None of those fancy “knot vectors” or other crazy b-spline features are needed at all - just plain old cubic bezier curves.

The results look great and exactly match the SVG generated by graphviz natively!

Screenshot of a graphviz-generated graph rendered using PIXI.JS. It has roughly the same shape as the graph above, but the nodes are colored red and blue as are the edges. There is a color scale in the top right corner showing the values corresponding to different colors with dark blue for -1, fading to white at 0, growing to dark red at 1.

Drawing Arrowheads⌗

One additional piece that I wanted was arrowheads. My graphs are directed with lots of loops since they represent the computation graphs of RNNs, so knowing the direction of edges was important.

I accomplished this by computing the angle of the last spline at its endpoint where it touches the target node and rendering a triangle pointing in that same direction.
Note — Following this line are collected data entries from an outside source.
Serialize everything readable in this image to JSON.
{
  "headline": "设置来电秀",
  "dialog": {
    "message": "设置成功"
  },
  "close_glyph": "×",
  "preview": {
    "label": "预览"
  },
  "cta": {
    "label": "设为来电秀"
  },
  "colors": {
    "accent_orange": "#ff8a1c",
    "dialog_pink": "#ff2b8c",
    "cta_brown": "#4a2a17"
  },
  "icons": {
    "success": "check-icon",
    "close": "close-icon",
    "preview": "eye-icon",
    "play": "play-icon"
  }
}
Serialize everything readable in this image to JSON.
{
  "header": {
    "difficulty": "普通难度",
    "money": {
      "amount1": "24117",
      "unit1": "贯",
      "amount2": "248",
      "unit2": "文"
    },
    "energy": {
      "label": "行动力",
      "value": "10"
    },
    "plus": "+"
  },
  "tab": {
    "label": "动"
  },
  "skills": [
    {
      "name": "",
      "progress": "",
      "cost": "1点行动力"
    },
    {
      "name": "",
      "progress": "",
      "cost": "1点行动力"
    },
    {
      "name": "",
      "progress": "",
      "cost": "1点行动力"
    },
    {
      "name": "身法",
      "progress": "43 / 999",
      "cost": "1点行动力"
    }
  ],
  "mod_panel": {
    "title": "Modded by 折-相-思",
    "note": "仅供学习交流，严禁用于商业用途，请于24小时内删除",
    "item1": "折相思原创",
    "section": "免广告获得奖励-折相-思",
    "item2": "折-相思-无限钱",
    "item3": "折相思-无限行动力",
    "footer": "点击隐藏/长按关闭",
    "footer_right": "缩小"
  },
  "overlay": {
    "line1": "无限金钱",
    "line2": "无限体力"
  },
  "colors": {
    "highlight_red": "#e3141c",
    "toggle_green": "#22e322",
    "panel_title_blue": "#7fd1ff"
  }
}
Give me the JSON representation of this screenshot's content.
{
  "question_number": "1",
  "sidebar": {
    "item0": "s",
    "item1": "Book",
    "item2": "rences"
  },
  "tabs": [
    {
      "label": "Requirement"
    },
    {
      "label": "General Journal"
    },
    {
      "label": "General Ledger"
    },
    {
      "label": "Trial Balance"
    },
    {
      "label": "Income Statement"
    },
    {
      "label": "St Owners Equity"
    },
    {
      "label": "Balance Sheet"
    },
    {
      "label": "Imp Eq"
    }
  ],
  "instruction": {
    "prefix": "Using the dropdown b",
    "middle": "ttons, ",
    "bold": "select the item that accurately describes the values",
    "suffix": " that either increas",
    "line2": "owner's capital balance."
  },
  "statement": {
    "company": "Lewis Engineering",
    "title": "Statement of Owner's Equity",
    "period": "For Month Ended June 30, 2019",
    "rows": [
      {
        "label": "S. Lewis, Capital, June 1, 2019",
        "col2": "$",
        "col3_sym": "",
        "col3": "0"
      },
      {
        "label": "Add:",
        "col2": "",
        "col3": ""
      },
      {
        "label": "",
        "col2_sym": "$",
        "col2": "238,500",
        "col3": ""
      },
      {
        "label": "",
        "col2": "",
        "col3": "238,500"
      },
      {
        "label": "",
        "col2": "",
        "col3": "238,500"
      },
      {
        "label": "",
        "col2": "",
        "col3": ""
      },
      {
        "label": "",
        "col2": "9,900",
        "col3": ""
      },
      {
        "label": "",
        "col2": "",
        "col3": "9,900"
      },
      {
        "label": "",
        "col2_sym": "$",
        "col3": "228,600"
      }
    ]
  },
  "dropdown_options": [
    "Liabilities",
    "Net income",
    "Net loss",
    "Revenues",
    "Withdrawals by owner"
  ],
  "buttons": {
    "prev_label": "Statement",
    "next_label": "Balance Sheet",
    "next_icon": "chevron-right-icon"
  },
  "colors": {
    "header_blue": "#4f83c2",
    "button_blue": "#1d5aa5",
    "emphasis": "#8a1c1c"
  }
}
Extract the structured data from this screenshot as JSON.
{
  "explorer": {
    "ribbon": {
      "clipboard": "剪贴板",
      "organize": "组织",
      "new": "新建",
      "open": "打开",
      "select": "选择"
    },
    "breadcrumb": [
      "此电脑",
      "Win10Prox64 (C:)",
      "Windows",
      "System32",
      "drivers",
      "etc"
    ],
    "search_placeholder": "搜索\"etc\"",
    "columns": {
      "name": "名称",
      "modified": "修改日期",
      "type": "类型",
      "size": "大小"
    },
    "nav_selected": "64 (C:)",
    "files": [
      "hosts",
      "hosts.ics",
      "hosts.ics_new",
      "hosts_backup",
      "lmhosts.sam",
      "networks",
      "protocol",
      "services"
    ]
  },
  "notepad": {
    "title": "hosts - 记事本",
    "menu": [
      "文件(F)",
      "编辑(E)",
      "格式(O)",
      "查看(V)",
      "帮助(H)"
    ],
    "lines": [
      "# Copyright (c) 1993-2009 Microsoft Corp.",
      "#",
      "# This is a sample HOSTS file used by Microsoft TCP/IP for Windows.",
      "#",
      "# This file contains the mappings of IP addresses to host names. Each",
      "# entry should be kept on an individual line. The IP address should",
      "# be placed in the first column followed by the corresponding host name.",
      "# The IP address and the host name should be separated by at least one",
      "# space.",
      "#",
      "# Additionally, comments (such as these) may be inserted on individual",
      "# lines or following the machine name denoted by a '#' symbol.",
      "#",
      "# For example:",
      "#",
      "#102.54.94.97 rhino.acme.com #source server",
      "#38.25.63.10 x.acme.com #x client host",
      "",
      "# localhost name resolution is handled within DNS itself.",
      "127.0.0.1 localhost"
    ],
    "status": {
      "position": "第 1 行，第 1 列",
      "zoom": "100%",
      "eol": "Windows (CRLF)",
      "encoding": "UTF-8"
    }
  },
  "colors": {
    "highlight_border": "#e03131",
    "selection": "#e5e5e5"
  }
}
Here’s the code I wrote to do that:

// Computes the direction of the last bezier curve in the spline to determine
// the arrowhead direction
const dx = end.x - prev1.x;
const dy = end.y - prev1.y;
const angle = Math.atan2(dy, dx);

const point1 = {
  x:
    end.x -
    Conf.ArrowheadSize *
      Math.cos(angle - (Math.PI / 6) * Conf.ArrowheadHeightRatio),
  y:
    end.y -
    Conf.ArrowheadSize *
      Math.sin(angle - (Math.PI / 6) * Conf.ArrowheadHeightRatio),
};
const point2 = {
  x:
    end.x -
    Conf.ArrowheadSize *
      Math.cos(angle + (Math.PI / 6) * Conf.ArrowheadHeightRatio),
  y:
    end.y -
    Conf.ArrowheadSize *
      Math.sin(angle + (Math.PI / 6) * Conf.ArrowheadHeightRatio),
};

graphics.lineStyle(1, color);
graphics.beginFill(color);
graphics.drawPolygon([end.x, end.y, point1.x, point1.y, point2.x, point2.y]);
graphics.endFill();

It works well, and the arrowheads look good! Note that config option used to elongate the triangles for the arrowheads a bit so that they are longer since equilateral triangles looked too fat.

That’s all! I hope this ends up helping someone out doing something similar in the future.